Author:Dana Goldstein [Goldstein, Dana]
Language: eng
Format: epub
ISBN: 978-0-385-53696-7
Publisher: Knopf Doubleday Publishing Group
Published: 2014-09-01T16:00:00+00:00


The report went on to depict a “rising tide of mediocrity”: a twenty-year decline in SAT scores, electives like cooking and drivers ed considered acceptable substitutes for physics and calculus (at the so-called “shopping mall high school”), and Japanese and German public school graduates who were able to engineer more desirable cars and better machine tools, kneecapping the U.S. economy. American teachers were dullards drawn from the “bottom quarter” of high school and college graduating classes, and they were especially deficient in math and science.

To improve teacher quality, the commission recommended higher base salaries, merit pay to reward effective teachers, and stricter teacher evaluation systems that made it more difficult to earn and keep tenure. Most of the European and Asian nations that built high-prestige teaching professions after World War II required prospective teachers to spend several years training for the classroom. A Nation at Risk made a different suggestion, in line with the American tradition of missionary teaching: to allow career changers and young college grads who had not studied education to quickly obtain “alternative” teaching credentials.
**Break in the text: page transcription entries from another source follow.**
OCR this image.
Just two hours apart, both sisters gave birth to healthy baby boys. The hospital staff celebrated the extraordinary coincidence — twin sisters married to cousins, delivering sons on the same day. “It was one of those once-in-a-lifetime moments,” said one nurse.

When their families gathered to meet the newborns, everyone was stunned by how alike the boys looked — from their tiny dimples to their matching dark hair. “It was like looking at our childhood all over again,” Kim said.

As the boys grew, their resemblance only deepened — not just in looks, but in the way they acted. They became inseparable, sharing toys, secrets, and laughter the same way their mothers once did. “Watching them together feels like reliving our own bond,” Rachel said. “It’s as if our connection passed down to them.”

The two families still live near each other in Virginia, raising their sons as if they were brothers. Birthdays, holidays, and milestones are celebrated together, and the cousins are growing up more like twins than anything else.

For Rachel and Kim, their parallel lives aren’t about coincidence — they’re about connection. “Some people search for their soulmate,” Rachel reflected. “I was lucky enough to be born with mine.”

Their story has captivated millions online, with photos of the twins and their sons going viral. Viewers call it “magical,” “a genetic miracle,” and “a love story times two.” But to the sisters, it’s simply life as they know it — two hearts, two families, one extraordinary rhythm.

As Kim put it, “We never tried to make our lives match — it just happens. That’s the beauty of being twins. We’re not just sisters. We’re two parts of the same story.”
Better teachers were just one of four priorities the commission identified. The others were raising expectations for students and adding rigor to the high school curriculum, lengthening the school day by one hour and the school year by forty days, and encouraging the federal government to play a larger role in setting the national education agenda and funding it. But the report was released into a political climate of budget-cutting fervor—federal aid for poor children’s education was cut by 16 percent in Reagan’s first term—and a culture war. There was little enthusiasm in Congress for providing the massive influx of funding needed to extend learning time, the costliest proposal in A Nation at Risk. The idea of more rigorous, universal curriculum standards was also a nonstarter; the American Right had long demonstrated an overactive paranoia about supposedly liberal national attempts to influence the curriculum of local schools—a paranoia Reagan fully shared as a former anticommunist activist. Consequently, despite A Nation at Risk’s broad set of recommendations, policy makers focused increasingly on teachers alone: their training, demographic traits, and how they were evaluated and paid.

The teaching establishment—unions and teachers colleges—was divided in its response to the report. At the American Federation of Teachers, most high-level staffers were reluctant to support any initiative of a presidential administration that wanted to cut school funding and provide vouchers to parochial schools. But Al Shanker, who had become AFT president in 1974, bucked his advisers—and his counterpart at the National Education Association—to embrace the core message of A Nation at Risk, that American schools were failing. “I like the phrase ‘a nation at risk’ because those words put education on the same par as national defense,” he told his members. This was a bold position, in stark contrast to how most unionists felt about the report; in the words of Dennis Van Roekel of the NEA, who at the time led the state teachers union in Arizona and later served as NEA president, “I took it as a personal insult.